Introduction¶
populse_db is a small Python module aiming is to store and query efficiently JSON data with the following constraints:
- Storage on file system: The data must be stored on a standard file system and respect all system access rights. 
- Parallel access: Multiple processes or threads must be able to read or modify data in parallel. 
- Use a few files: populse_db store data in a single file. In some environment where the number of inodes is limited, it is vital that data storage have also a reasonable limit on the number of files it produces. 
- No schema required: populse_db can be used without thinking about database schema. But it is also possible to define some pieces of schema in order to optimize query performances on some JSON attributes or to define a partitioning of the data. 

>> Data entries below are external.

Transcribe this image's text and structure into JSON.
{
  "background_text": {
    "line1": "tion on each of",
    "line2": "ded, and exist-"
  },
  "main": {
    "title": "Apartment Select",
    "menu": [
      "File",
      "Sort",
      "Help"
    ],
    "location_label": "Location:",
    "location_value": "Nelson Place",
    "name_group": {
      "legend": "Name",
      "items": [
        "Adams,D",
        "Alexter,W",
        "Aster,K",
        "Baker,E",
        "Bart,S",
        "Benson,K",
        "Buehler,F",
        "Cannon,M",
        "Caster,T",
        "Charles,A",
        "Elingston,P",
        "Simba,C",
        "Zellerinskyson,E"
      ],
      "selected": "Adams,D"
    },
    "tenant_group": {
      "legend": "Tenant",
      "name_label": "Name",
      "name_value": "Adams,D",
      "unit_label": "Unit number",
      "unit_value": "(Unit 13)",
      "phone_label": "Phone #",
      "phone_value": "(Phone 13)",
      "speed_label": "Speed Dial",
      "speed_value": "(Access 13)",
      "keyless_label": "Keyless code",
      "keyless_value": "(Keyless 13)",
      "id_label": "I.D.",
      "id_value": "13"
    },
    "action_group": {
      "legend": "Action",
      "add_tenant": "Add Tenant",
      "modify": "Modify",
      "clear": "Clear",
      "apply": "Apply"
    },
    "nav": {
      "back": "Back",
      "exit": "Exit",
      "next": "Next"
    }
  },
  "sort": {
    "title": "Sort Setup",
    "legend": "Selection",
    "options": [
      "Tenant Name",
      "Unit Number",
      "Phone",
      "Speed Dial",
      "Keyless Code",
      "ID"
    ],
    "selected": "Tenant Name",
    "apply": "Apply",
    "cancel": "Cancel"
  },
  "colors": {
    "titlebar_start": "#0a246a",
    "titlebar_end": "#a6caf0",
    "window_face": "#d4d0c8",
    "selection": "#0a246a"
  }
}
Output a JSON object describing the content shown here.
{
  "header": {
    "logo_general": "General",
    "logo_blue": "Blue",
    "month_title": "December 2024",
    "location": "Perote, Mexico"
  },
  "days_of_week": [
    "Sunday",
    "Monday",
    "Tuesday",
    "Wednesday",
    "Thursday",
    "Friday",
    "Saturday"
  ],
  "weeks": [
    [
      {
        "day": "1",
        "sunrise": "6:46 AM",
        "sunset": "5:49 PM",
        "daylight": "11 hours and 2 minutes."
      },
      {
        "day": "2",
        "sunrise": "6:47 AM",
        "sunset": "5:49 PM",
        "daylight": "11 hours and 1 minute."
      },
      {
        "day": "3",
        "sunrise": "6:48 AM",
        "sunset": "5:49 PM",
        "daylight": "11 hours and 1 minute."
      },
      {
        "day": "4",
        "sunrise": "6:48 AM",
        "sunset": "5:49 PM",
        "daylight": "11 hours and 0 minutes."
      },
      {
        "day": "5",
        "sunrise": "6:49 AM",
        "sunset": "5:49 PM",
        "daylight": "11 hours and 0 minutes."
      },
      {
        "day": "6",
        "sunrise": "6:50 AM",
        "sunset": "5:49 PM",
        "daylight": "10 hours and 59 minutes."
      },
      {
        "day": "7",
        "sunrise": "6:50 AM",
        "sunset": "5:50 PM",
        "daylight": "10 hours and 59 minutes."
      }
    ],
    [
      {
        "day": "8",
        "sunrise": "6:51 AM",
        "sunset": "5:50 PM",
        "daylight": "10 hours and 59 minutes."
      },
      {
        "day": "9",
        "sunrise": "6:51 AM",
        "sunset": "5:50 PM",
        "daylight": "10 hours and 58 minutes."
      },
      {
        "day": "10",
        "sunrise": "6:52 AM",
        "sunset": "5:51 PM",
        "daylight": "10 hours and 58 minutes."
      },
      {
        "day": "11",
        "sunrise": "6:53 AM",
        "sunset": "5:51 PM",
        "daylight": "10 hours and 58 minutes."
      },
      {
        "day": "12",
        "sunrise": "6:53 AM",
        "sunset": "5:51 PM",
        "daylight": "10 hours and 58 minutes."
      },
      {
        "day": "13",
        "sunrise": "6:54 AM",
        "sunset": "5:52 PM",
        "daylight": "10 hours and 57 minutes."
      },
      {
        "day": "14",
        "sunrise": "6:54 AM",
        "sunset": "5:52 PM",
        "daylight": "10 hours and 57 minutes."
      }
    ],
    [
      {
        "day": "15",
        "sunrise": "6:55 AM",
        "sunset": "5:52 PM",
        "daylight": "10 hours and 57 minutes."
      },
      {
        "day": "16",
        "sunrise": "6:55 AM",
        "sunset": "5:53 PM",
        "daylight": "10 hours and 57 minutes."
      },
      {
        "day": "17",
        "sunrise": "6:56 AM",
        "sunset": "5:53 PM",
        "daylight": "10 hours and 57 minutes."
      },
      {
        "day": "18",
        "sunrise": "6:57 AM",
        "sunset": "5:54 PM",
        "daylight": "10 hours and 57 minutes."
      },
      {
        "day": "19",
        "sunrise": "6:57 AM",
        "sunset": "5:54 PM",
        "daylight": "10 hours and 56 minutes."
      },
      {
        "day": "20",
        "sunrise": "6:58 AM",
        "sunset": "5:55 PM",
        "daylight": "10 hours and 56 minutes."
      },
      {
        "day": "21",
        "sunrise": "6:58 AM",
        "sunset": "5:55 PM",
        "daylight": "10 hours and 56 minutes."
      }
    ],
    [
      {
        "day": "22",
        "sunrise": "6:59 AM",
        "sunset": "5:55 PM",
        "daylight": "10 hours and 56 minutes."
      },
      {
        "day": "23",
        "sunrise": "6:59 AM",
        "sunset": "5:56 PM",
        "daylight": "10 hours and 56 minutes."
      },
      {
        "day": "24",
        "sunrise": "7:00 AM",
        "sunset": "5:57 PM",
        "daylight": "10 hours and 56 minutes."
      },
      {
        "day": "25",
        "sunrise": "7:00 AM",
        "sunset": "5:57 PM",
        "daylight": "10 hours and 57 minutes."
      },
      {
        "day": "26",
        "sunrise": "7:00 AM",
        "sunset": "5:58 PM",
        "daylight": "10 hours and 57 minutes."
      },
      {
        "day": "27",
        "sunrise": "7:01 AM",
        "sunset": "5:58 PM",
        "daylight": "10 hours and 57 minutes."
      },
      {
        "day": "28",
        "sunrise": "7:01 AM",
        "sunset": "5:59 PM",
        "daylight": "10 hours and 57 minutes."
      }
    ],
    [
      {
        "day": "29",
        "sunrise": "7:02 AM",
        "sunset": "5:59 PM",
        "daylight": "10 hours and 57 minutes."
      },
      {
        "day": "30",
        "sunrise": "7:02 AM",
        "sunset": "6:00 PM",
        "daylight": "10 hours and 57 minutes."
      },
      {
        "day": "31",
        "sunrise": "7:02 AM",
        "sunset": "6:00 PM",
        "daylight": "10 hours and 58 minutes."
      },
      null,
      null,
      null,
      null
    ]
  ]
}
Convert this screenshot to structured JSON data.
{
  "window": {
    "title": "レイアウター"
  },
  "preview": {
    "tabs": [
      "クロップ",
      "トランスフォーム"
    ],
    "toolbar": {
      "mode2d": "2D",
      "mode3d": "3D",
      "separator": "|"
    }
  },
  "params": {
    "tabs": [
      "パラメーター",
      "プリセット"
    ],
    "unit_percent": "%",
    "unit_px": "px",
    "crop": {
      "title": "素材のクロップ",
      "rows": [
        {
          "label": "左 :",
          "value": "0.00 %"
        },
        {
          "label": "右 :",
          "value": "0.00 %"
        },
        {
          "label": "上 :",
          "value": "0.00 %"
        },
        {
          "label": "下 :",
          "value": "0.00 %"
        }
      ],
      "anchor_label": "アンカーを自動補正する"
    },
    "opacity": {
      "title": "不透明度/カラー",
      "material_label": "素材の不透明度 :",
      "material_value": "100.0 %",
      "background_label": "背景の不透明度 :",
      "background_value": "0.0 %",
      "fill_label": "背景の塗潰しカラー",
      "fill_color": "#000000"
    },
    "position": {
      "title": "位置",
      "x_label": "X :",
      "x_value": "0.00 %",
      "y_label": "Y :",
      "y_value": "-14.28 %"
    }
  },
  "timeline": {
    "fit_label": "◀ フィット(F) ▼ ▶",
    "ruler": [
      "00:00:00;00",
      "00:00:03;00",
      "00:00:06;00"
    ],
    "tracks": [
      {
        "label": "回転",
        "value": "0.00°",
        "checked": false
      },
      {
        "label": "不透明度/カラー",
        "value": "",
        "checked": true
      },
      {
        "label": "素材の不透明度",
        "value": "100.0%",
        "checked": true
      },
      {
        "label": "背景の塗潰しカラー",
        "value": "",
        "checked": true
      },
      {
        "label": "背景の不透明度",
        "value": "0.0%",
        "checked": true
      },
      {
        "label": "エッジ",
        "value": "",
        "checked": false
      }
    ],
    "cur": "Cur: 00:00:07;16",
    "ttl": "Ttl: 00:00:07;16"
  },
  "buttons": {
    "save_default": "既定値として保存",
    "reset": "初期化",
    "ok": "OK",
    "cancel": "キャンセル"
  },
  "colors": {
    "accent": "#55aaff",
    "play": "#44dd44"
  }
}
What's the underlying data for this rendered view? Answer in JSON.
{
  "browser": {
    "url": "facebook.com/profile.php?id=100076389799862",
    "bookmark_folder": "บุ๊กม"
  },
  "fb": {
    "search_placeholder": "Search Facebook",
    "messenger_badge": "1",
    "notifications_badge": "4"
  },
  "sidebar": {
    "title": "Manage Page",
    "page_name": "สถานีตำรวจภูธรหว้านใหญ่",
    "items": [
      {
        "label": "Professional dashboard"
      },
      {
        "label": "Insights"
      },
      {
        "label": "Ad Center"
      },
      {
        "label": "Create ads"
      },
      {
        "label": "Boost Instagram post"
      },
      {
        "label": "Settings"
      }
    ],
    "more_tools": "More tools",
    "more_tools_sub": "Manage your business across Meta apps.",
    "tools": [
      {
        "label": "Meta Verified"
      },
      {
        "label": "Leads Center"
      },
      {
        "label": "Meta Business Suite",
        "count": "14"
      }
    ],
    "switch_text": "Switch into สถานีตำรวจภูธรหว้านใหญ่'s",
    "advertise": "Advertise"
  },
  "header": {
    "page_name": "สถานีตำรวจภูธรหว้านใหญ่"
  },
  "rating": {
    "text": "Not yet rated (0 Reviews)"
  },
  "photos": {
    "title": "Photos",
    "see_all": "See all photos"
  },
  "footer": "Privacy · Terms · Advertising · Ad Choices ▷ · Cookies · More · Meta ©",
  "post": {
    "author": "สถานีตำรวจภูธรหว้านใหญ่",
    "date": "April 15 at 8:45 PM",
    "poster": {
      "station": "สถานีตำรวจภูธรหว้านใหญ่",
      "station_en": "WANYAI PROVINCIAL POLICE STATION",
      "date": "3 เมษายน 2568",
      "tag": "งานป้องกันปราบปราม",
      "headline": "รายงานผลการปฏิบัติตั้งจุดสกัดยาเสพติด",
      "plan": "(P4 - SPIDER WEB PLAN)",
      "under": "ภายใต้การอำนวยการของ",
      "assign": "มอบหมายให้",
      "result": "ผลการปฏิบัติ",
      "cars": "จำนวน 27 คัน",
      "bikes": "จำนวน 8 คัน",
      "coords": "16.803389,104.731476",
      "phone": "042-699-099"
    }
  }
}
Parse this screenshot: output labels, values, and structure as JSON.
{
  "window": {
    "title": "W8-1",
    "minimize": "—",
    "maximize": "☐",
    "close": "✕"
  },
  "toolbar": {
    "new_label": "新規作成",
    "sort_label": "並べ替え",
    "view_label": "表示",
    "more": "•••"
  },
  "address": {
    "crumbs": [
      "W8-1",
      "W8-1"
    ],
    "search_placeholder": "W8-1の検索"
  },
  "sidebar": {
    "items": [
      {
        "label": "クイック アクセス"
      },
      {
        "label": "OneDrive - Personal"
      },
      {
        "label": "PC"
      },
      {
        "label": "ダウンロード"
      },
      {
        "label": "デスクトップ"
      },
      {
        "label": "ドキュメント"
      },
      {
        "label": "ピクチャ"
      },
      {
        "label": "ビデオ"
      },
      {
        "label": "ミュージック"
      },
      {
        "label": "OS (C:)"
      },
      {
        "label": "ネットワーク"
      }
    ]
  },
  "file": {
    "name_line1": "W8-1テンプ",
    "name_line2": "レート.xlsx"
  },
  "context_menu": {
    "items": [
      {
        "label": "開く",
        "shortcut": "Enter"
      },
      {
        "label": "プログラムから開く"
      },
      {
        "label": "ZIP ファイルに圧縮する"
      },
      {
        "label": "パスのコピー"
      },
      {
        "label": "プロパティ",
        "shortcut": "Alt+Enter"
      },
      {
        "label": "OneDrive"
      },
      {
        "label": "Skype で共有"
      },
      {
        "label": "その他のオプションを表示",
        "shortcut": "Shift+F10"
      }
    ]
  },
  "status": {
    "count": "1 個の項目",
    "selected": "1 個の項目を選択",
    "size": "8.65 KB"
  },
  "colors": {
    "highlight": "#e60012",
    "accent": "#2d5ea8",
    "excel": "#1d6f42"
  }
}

- Date and time support: populse_db support items of type datetime.time, datetime.date and datetime.datetime in JSON objects. These items are automatically encoded (resp. decoded) to (resp. from) strings using ISO format. 
- Query list elements: populse_db has a simple query language that allows to select objects by looking for items in list fields. 
- Transactions support: to ensure the consistency of the database, populse_db allows all modifications to be made within a transaction. Thus, in case of unexpected problem, the database will keep its initial state before the transaction. 
- Partitioning of JSON objects: populse_db allows to read or modify individually each stored object. But it also allows to define a partitioning of the objects offering a direct access to different parts of the same object without having to read or write the whole object (as it would be using a simple JSON file). 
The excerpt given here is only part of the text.